Medical and physician assistant (PA) students at Northwestern University Feinberg School of Medicine are learning about structures of the human body in an entirely new and high-tech way.
For the last few years, the medical school has worked to develop a new approach to anatomy education. One key component has been partnering with Case Western Reserve University School of Medicine to integrate their HoloAnatomy software. The software utilizes Microsoft’s HoloLens 2 mixed reality headsets that allow students to visualize every part of the body as a virtual, three-dimensional hologram.
Feinberg’s new anatomy curriculum is currently being introduced to first-year and second-year medical students in their Phase 1 Module and to first-year PA students by newly arrived faculty members Andrew Deweyert, PhD, and Angelique Dueñas, PhD, both assistant professors of Medical Education.
For medical students in particular, the new curriculum represents a change from traditional anatomy training and dissection-based learning to a more immersive and multimodal experience that integrates prosected specimens with medical imaging, hands-on ultrasound and augmented reality.
“We use this technology not as a replacement for dissection but to augment and enhance the learning of anatomy in a more efficient and effective way,” said Patricia Garcia, MD, MPH, associate dean for Curriculum and a professor of Obstetrics and Gynecology in the Division of Maternal Fetal Medicine and of Medical Education.
According to Dueñas, the curriculum’s shift to a prosection-based learning model follows a national trend among other highly-accredited medical schools.
“With this big shift in educational practice, we wanted to think critically: if we’re not dissecting, then how can we make the most of the students’ time in the lab with less contact hours and determine what the real purpose of anatomy is?
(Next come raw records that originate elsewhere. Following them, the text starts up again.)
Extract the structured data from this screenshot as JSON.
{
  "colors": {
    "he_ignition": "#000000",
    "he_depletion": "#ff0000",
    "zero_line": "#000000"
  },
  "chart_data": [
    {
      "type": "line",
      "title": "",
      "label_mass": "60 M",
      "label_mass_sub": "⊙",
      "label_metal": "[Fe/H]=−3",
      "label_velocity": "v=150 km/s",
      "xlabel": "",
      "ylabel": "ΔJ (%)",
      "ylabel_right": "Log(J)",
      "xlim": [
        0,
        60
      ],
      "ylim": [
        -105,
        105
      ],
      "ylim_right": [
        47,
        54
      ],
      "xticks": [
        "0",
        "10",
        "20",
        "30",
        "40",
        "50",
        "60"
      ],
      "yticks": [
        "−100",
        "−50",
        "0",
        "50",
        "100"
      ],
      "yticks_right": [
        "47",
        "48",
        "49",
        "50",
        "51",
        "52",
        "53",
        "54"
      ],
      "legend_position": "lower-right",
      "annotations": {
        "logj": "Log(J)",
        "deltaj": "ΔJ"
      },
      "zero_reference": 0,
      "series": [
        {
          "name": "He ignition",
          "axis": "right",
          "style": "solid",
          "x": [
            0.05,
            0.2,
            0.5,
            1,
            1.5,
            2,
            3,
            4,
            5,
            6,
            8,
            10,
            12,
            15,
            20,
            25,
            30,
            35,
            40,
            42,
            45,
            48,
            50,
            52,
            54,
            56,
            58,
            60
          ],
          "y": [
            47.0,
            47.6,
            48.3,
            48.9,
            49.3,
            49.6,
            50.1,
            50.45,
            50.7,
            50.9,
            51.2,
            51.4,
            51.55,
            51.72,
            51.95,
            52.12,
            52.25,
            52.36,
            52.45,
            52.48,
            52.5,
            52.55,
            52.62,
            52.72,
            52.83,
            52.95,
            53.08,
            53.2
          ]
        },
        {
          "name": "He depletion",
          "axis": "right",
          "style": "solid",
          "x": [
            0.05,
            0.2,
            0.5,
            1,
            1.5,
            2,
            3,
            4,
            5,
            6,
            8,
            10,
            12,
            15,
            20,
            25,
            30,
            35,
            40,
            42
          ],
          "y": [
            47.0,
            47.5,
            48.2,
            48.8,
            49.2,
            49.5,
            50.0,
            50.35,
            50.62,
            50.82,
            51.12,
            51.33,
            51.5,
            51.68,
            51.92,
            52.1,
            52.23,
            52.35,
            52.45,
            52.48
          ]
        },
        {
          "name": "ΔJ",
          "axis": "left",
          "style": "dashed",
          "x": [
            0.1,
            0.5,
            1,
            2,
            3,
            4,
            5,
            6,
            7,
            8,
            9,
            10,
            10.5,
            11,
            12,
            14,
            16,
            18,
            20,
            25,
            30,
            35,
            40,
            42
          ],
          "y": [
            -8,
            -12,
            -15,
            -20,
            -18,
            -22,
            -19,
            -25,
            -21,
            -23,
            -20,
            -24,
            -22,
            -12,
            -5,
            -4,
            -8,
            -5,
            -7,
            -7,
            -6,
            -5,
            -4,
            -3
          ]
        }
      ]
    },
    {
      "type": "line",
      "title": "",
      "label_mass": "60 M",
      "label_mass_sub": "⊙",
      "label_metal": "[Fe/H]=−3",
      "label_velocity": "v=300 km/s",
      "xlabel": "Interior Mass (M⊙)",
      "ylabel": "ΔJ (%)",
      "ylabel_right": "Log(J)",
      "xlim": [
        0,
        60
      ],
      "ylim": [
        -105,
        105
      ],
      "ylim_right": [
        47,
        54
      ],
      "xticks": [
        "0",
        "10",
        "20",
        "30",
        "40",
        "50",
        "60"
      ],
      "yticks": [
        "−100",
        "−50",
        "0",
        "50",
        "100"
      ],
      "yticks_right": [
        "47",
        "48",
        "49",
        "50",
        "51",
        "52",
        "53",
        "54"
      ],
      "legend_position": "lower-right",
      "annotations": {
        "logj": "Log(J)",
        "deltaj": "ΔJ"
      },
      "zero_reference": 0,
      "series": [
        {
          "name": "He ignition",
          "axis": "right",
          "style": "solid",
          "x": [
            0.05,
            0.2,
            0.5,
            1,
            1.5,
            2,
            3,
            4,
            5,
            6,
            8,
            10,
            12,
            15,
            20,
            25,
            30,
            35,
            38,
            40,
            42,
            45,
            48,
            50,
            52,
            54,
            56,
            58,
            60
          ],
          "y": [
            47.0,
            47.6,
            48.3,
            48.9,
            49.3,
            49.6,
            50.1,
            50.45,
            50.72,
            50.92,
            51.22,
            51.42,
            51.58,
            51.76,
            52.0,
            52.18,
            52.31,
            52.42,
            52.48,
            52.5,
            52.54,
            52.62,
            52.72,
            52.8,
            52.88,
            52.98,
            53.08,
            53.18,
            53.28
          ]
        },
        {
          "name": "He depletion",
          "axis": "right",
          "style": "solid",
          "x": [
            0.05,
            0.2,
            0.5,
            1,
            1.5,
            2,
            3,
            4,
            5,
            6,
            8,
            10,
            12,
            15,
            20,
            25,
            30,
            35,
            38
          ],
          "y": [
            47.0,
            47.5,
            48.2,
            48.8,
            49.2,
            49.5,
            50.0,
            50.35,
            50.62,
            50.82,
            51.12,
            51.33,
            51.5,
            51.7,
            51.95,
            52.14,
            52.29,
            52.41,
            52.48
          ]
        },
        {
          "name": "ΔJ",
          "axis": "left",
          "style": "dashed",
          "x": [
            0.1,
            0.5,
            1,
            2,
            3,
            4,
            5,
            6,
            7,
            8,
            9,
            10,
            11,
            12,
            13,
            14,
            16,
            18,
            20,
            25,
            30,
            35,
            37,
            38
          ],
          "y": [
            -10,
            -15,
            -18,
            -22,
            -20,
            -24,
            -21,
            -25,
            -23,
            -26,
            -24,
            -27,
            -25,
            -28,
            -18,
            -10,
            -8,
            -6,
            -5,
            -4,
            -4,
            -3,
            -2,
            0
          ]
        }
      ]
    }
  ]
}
What purpose it serves in a medical curriculum and how the curriculum can be highly integrative?” Dueñas said.
The new curriculum is composed of virtual lectures and anatomy lab learning stations, in which students are divided into teams and rotate through to review different clinical cases with integrated medical imaging and histopathology content, in addition to examining anatomy on prosected specimens.
In supplemental sessions, HoloAnatomy software is used to visualize the same structures students saw in the anatomy lab but now as three-dimensional holograms which can be examined from multiple perspectives both “inside” and “outside” of the body. So far, students have used the software to learn more about the anatomy of the reproductive system, shoulder joint, as well as the head and neck.
“In a traditional dissection, some structures are very hard to see, even if you spend time meticulously preparing and dissecting them. So, one of our goals is to use these ed-tech tools to supplement these areas that are traditionally difficult to learn and have students actually visualize these areas in a hologram, ultimately filling those learning gaps with this technology,” Deweyert said.
Students who express interest can also sign up for optional dissection sessions offered with each organ learning module.
“We recognize that with these changes, dissection is a formative experience, particularly for students who show inclination towards certain specialties,” Dueñas said.
In their fourth year, medical students will be given the opportunity to re-enter the anatomy lab to re-engage with dissection as they prepare to enter their chosen surgical or procedural career specialty.
“Once a student has chosen to go into urology or obstetrics and gynecology, spending time in the anatomy lab dissecting the pelvis will become much more relevant, captivating and meaningful”, Garcia said.
Feinberg was recently featured at Microsoft’s North American HoloLens Industry Summit, where Dueñas spoke about the integration of the HoloAnatomy software into the medical school’s anatomy curriculum.
The new curriculum was also made possible by the expertise and creative input from Feinberg’s education technology group who co-developed HoloAnatomy sessions and assisted with the integration of imaging technology in the anatomy lab: instructional designer Laura Seul, instructional technologist, Damian Williams, learning space manager, Chris Puente, James Brucker, MS, instructor in the Department of Medical Education, and Joe Horne, PhD, director of educational technology at Feinberg.